ISE security researchers Charlie Miller, Jake Honoroff, and Mark Daniel used a zero-day vulnerability in Apple's Safari 3.1 Web browser to hack the MacBook Air in just two minutes.
The researchers from Independent Security Evaluators (ISE) were participating in the "PWN to OWN" competition at the CanSecWest security conference, which began Wednesday in Vancouver, British Columbia.

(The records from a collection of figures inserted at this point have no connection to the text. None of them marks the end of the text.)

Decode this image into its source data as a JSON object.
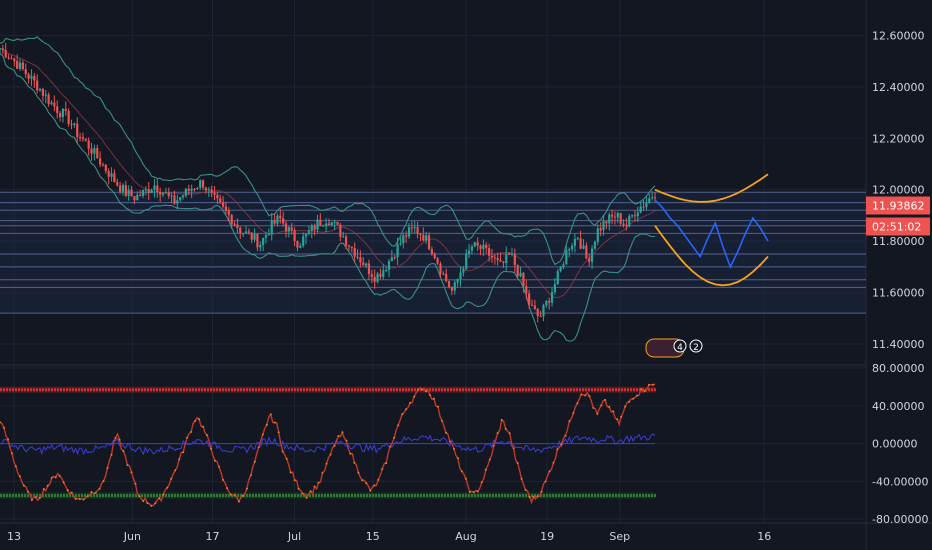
{
  "chart_data": [
    {
      "type": "candlestick",
      "panel": "price",
      "y_ticks": [
        "12.60000",
        "12.40000",
        "12.20000",
        "12.00000",
        "11.80000",
        "11.60000",
        "11.40000"
      ],
      "ylim": [
        11.33,
        12.66
      ],
      "current_price": "11.93862",
      "countdown": "02:51:02",
      "price_series": [
        12.55,
        12.52,
        12.48,
        12.44,
        12.4,
        12.35,
        12.31,
        12.28,
        12.22,
        12.18,
        12.13,
        12.08,
        12.03,
        11.99,
        11.97,
        11.99,
        12.02,
        11.99,
        11.95,
        11.98,
        12.01,
        12.03,
        11.97,
        11.93,
        11.89,
        11.84,
        11.82,
        11.79,
        11.85,
        11.89,
        11.84,
        11.79,
        11.83,
        11.87,
        11.89,
        11.85,
        11.8,
        11.75,
        11.7,
        11.66,
        11.7,
        11.76,
        11.82,
        11.85,
        11.82,
        11.76,
        11.67,
        11.6,
        11.7,
        11.78,
        11.77,
        11.74,
        11.7,
        11.75,
        11.66,
        11.55,
        11.5,
        11.58,
        11.67,
        11.78,
        11.82,
        11.72,
        11.84,
        11.88,
        11.9,
        11.86,
        11.92,
        11.95,
        11.99
      ],
      "projection": [
        11.96,
        11.93,
        11.89,
        11.86,
        11.82,
        11.78,
        11.74,
        11.81,
        11.87,
        11.78,
        11.7,
        11.76,
        11.83,
        11.89,
        11.85,
        11.8
      ],
      "horizontal_levels": [
        11.99,
        11.95,
        11.92,
        11.88,
        11.86,
        11.83,
        11.75,
        11.7,
        11.65,
        11.62,
        11.52
      ],
      "badges": [
        "4",
        "2"
      ]
    },
    {
      "type": "line",
      "panel": "oscillator",
      "y_ticks": [
        "80.00000",
        "40.00000",
        "0.00000",
        "-40.00000",
        "-80.00000"
      ],
      "ylim": [
        -83,
        80
      ],
      "upper_band": 57,
      "middle": 0,
      "lower_band": -55,
      "values": [
        25,
        5,
        -20,
        -40,
        -55,
        -60,
        -50,
        -40,
        -30,
        -45,
        -55,
        -60,
        -55,
        -50,
        -45,
        -20,
        10,
        -10,
        -30,
        -55,
        -60,
        -65,
        -60,
        -45,
        -30,
        -10,
        10,
        30,
        15,
        -5,
        -25,
        -45,
        -55,
        -60,
        -45,
        -20,
        5,
        30,
        20,
        -10,
        -30,
        -45,
        -55,
        -50,
        -40,
        -20,
        0,
        10,
        -5,
        -25,
        -40,
        -50,
        -40,
        -20,
        5,
        25,
        40,
        50,
        60,
        55,
        40,
        20,
        0,
        -20,
        -40,
        -55,
        -45,
        -25,
        0,
        25,
        10,
        -20,
        -45,
        -60,
        -55,
        -40,
        -20,
        0,
        15,
        40,
        55,
        50,
        30,
        45,
        35,
        20,
        40,
        50,
        55,
        60,
        63
      ]
    }
  ],
  "x_axis": {
    "labels": [
      {
        "label": "13",
        "pos": 0.015
      },
      {
        "label": "Jun",
        "pos": 0.142
      },
      {
        "label": "17",
        "pos": 0.228
      },
      {
        "label": "Jul",
        "pos": 0.316
      },
      {
        "label": "15",
        "pos": 0.4
      },
      {
        "label": "Aug",
        "pos": 0.5
      },
      {
        "label": "19",
        "pos": 0.587
      },
      {
        "label": "Sep",
        "pos": 0.665
      },
      {
        "label": "16",
        "pos": 0.82
      }
    ]
  },
  "colors": {
    "background": "#131722",
    "grid": "#1f2433",
    "up": "#26a69a",
    "down": "#ef5350",
    "band": "#3c8f86",
    "projection": "#2962ff",
    "projection_band": "#f7a21b",
    "levels": "#5a6b9c",
    "osc_line": "#c0392b",
    "osc_upper": "#d32f2f",
    "osc_lower": "#2e7d32",
    "osc_mid": "#3f3fd0",
    "price_label": "#ef5350",
    "text": "#d1d4dc"
  }
}
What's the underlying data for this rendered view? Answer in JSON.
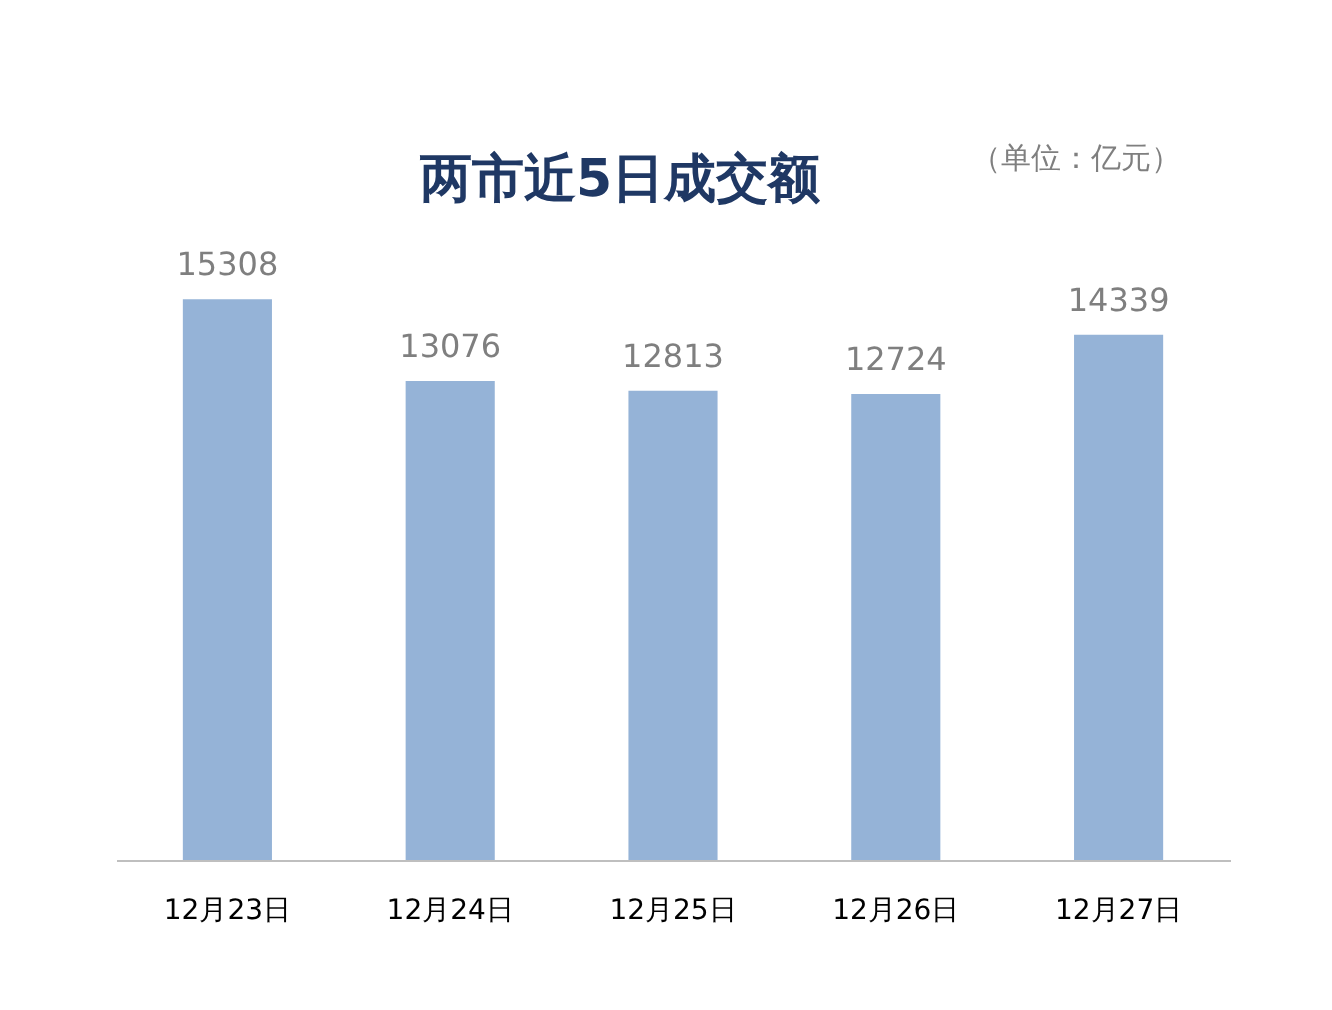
{
  "chart_data": {
    "type": "bar",
    "title": "两市近5日成交额",
    "annotations": [
      "（单位：亿元）"
    ],
    "categories": [
      "12月23日",
      "12月24日",
      "12月25日",
      "12月26日",
      "12月27日"
    ],
    "values": [
      15308,
      13076,
      12813,
      12724,
      14339
    ],
    "color": "#95b3d7",
    "data_labels": true,
    "tick_labels": "x",
    "grid": false
  }
}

Contest participants had their choice of trying to hack an Apple MacBook Air running OS X 10.5.2, a Sony Vaio VGN-TZ37CN running Ubuntu 7.10, or a Fujitsu U810 running Vista Ultimate SP1. During the first day, when attacks were limited to network attacks on the operating system, no one managed to compromise any of the systems.
That changed Thursday when attacks on default client-side applications -- Web browser, e-mail, IM -- were allowed. Using an attack code already set up on a Web site the ISE team "tricked" the judges using the MacBook into visiting the site and retrieving a file.
The team won $10,000 from security firm TippingPoint Technologies for compromising the MacBook Air.
The undisclosed vulnerability in Safari 3.1 has been shown to Apple and no further information about it will be revealed until Apple can issue an update, TippingPoint said.
The contest rules stipulated that winners immediately sign a nondisclosure agreement relating to their technique, so that the vulnerability could be disclosed to the vendor, and TippingPoint said Apple has been informed of the vulnerability.